Most other aspects fell into place in a reasonable amount of time. We constructed our Bylaws and incorporated with the State of California. We obtained insurance, albeit for a staggering sum. We figured out what the former owners were doing to run the business and created our own Operations Manual, which assigned the various tasks to elected positions and the members at large. Nearly everyone bought into the co-op, and many nice things have been written about us in the various media, which for a sex-oriented business is nothing short of a miracle. We have had the excellent fortune to be assisted by (perhaps even babied and cosseted by) other local co-ops, especially Rainbow Grocery and Good Vibrations.

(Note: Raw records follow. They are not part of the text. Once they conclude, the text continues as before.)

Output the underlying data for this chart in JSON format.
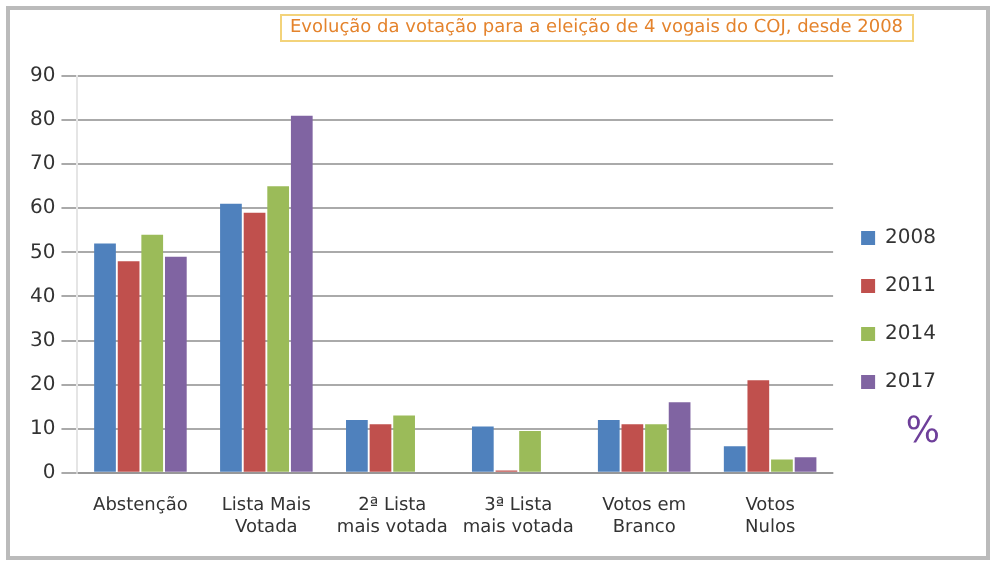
{
  "chart_data": {
    "type": "bar",
    "title": "Evolução da votação para a eleição de 4 vogais do COJ, desde 2008",
    "categories": [
      "Abstenção",
      "Lista Mais Votada",
      "2ª Lista mais votada",
      "3ª Lista mais votada",
      "Votos em Branco",
      "Votos Nulos"
    ],
    "series": [
      {
        "name": "2008",
        "color": "#4f81bd",
        "values": [
          52,
          61,
          12,
          10.5,
          12,
          6
        ]
      },
      {
        "name": "2011",
        "color": "#c0504d",
        "values": [
          48,
          59,
          11,
          0.5,
          11,
          21
        ]
      },
      {
        "name": "2014",
        "color": "#9bbb59",
        "values": [
          54,
          65,
          13,
          9.5,
          11,
          3
        ]
      },
      {
        "name": "2017",
        "color": "#8064a2",
        "values": [
          49,
          81,
          0,
          0,
          16,
          3.5
        ]
      }
    ],
    "ylim": [
      0,
      90
    ],
    "yticks": [
      0,
      10,
      20,
      30,
      40,
      50,
      60,
      70,
      80,
      90
    ],
    "grid": "y",
    "legend": "right",
    "annotations": [
      "%"
    ]
  }
}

Some things have taken longer to fall into place, partly because as we progress together, that place keeps changing. On one hand we were lucky to inherit the business from a company who had a 25+ year history of operating it and had refined most of the logistics to where they worked somewhat seamlessly. On the other hand, now that it belongs to us we find ourselves wondering how the various aspects of operating the place reflect our ideals as a group and what we want to accomplish and ultimately whether to keep, change or discard each component. This is where it gets tricky.
Although worker ownership is a rare and ideal situation, it is not without its challenges. Unlike traditional management structure, you have a constant opportunity to impact, change and reinvent your work experience. While this is ultimately fantastic, it also leads to a fair amount of additional work and can be the bone of some very serious contention. When it comes to proposed changes, which ideas are practical? Which have problems of a legal or liability nature? A labor/ union nature? Which ideas would we love to implement but are impractical, infeasible, or (oops!) illegal? If applicable, how will we implement them fairly? Feasibly? How will we make the decision to move forward and be certain the wishes and intentions of the majority of members are represented? What is our backup plan? Ideally, what is our long-term goal?
So it’s not all roses (although you can certainly bring us some if you like). There are decisions to make and votes to count and seemingly endless meetings and discussions to be had. There is always the question of money and how to get more of it if we ever want to… well, anything. And if we want something done (employee manuals, new carpet, a soda machine) we have to do it ourselves. But the beauty of it is, we do. Somehow, the decision gets made and the new idea gets implemented and we get the new carpet. We figure out the problem and we move on to tackle the next one. We fight like siblings and when the smoke clears we realize how lucky we are to be fighting over hopes and dreams and plans for a business that is actually ours. It may not always be that way, because like most small businesses, any rogue wave could badly damage or even sink the ship. But today the Lusty Lady is ours to squabble over, to plan for, to dream about.
We have many different hopes and dreams, depending on who you talk to. Most people hope for wages to return to their former glory. Many hope for capital improvements, or even health insurance. Some of us hope to last another 30 years and some hope we last at least until the end of this one. Some of us even dream of helping other businesses to do what we have done, only maybe a little more smoothly. All of us hope to make the Lusty Lady Theater the most triumphant peep show on Earth. And we hope to see you here soon.